Après quelques mots touchant ses capacités, je l’engageai, heureux d’avoir dans mon corps de copistes un homme aussi singulièrement paisible qui ne manquerait pas, pensais-je, d’exercer une influence salutaire sur le tempérament évaporé de Dindon et sur les esprits ardents de Lagrinche. C’étaient là des surnoms que mes deux autres scribes s’étaient mutuellement décernés et qui passaient pour définir leurs personnes et leurs caractères respectifs.

Dindon était un Anglais trapu et bedonnant, qui, le matin, était le plus civil, le plus débonnaire et le plus respectueux des hommes, mais, passée l’heure du déjeuner il faisait des taches, mettait ses plumes en pièces, envoyait promener ses papiers avec une inconvenance de manière fort triste à observer chez un homme qui avait à peu près le même âge que moi, c’est-à-dire qu’il frisait la soixantaine.

Lagrinche, lui, était un jeune homme qui pouvait avoir dans les vingt-cinq ans, parfaitement sobre celui-là, mais chez qui la nature avait tenu lieu de vigneron en lui donnant dès la naissance un tempérament si foncièrement irritable et comme alcoolique que toute libation était inutile.

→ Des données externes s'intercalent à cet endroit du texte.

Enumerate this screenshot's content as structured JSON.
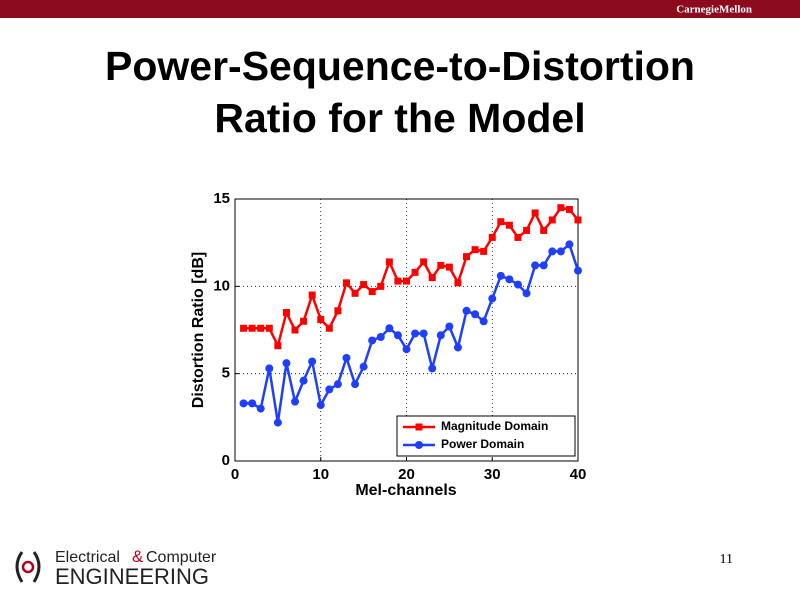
{
  "slide": {
    "brand": "CarnegieMellon",
    "title": [
      "Power-Sequence-to-Distortion",
      "Ratio for the Model"
    ],
    "logo": {
      "line1a": "Electrical",
      "amp": "&",
      "line1b": "Computer",
      "line2": "ENGINEERING"
    },
    "page_number": 11
  },
  "chart_data": {
    "type": "line",
    "x_label": "Mel-channels",
    "y_label": "Distortion Ratio [dB]",
    "x": [
      1,
      2,
      3,
      4,
      5,
      6,
      7,
      8,
      9,
      10,
      11,
      12,
      13,
      14,
      15,
      16,
      17,
      18,
      19,
      20,
      21,
      22,
      23,
      24,
      25,
      26,
      27,
      28,
      29,
      30,
      31,
      32,
      33,
      34,
      35,
      36,
      37,
      38,
      39,
      40
    ],
    "series": [
      {
        "name": "Magnitude Domain",
        "color": "#ff0000",
        "marker": "square",
        "values": [
          7.6,
          7.6,
          7.6,
          7.6,
          6.6,
          8.5,
          7.5,
          8.0,
          9.5,
          8.1,
          7.6,
          8.6,
          10.2,
          9.6,
          10.1,
          9.7,
          10.0,
          11.4,
          10.3,
          10.3,
          10.8,
          11.4,
          10.5,
          11.2,
          11.1,
          10.2,
          11.7,
          12.1,
          12.0,
          12.8,
          13.7,
          13.5,
          12.8,
          13.2,
          14.2,
          13.2,
          13.8,
          14.5,
          14.4,
          13.8
        ]
      },
      {
        "name": "Power Domain",
        "color": "#1f3fff",
        "marker": "circle",
        "values": [
          3.3,
          3.3,
          3.0,
          5.3,
          2.2,
          5.6,
          3.4,
          4.6,
          5.7,
          3.2,
          4.1,
          4.4,
          5.9,
          4.4,
          5.4,
          6.9,
          7.1,
          7.6,
          7.2,
          6.4,
          7.3,
          7.3,
          5.3,
          7.2,
          7.7,
          6.5,
          8.6,
          8.4,
          8.0,
          9.3,
          10.6,
          10.4,
          10.1,
          9.6,
          11.2,
          11.2,
          12.0,
          12.0,
          12.4,
          10.9
        ]
      }
    ],
    "xlim": [
      0,
      40
    ],
    "xticks": [
      0,
      10,
      20,
      30,
      40
    ],
    "ylim": [
      0,
      15
    ],
    "yticks": [
      0,
      5,
      10,
      15
    ],
    "grid": true,
    "legend": "lower right"
  }
}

Heureusement pour moi, sa nervosité irascible, son intolérance ricaneuse se manifestaient principalement le matin. En sorte que je n’avais jamais à supporter en même temps les excentricités de mes deux employés.

Gingembre, le troisième, était un gamin d’une douzaine d’années dont la fonction consistait essentiellement à pourvoir Dindon et Lagrinche en gâteaux et en pommes.

Quant à moi, je suis un de ces hommes de loi sans ambition, qui jamais n’interpellent un jury ni ne suscitent en aucune manière les applaudissements publics, mais qui, à Wall Street, dans la fraîcheur tranquille d’une retraite douillette, besognent douillettement parmi les obligations, les hypothèques et les titres de propriété des riches.